Paul doesn’t notice any of it. He just clutches his chest, fingers trembling, as though trying to hold himself together. His eyes lose focus. She could cope if they rolled back into his head like a cheap horror prop or glazed over as if he was hypnotised, but the drifting, where one eye moves independently of the other, looking at two different things like the chameleon she saw on The David Attenborough Show. One seems to be looking at her, the other at the picture on the wall, a print of Goya’s Saturn Devouring his Children she hadn’t notice before. Another of Pestilence’s prized possessions that came with him, she supposed.

She steps closer. “Paul,” she whispers. “Stay with me.”

He tries to answer, his mouth moving and the one eye locking onto her, but the sound that issues from his throat is a thin, fragile wailing: a cry like a word that’s been hollowed out like a coconut husk. His soul is slipping.

Roisin can’t see souls. Not directly, anyway, but she can see the effect of a soul being pushed aside. Paul’s outline flickers — not visibly, not like a glitch, but perceptually, as though her eyes can’t decide where he ends and where the horse inside him begins.

He reaches for her. Not a grab or a lock but the tentative reach of an old man on his deathbed, scared to take the final step into oblivion. His hand shakes like a Parkinson’s victim

Roisin doesn’t touch him. She can’t. If she does, the horse will leap back to her instantly.

And God will see her.

The hunger inside him pulses.

She feels it in her chest — a deep, aching thrum that resonates with the part of her she’s been trying to forget.

Paul gasps. The sudden breath of someone carried under the waves and released, only to be pulled under again almost immediately. She can see the distortion in his chest, just like her own when she was reaching for her horse, except this time it’s the horse reaching out to her. Two souls, both in need of her, neither willing to concede to the other. It bulges as if something too large is pressing against the inside of his chest, trying to find space that isn’t there. His own private chestburster, striving to be free.

His shoulders jerk, his breath stutters, his fingers claw at the air.

None of this is violence. She sees it as misalignment — a mantle trying to settle into a vessel that doesn’t fit.

His voice breaks and the thin wail becomes modulated; a frequency on long-wave radio that’s just out of sync with the transmitter.
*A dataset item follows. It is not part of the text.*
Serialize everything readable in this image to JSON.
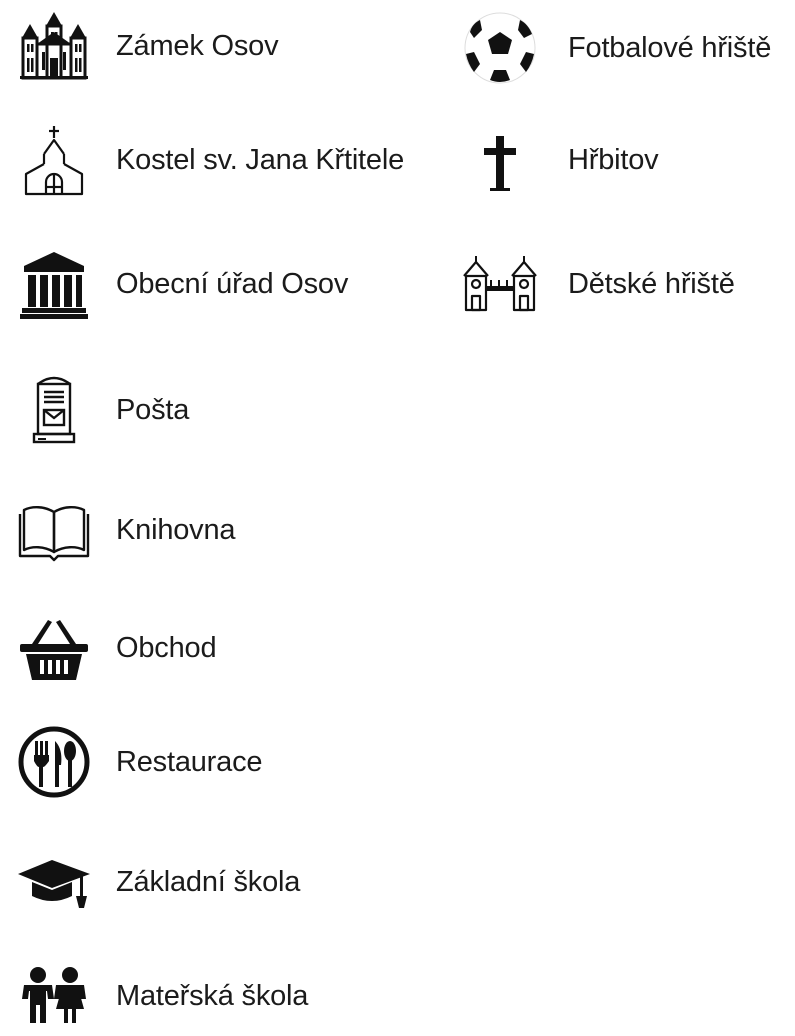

Not a scream or a cry, but a small, very human plea issued from the red-stubbled, pox-ridden mouth of a human stonemason, whose concept of angels never prepared him for the sheer terror of meeting one in person. “Roisin… please…”

And Roisin feels the hollow inside him reach for her again — a pull so familiar it feels like her own heartbeat.

The worst part is the flicker.

For a moment — just a moment — Paul’s expression changes. Not into something monstrous or inhuman, but into something empty; devoid of expression or emotion. A blankness she knows has nothing to do with the man inside the body, because she knows it too well, for she wore it for millennia.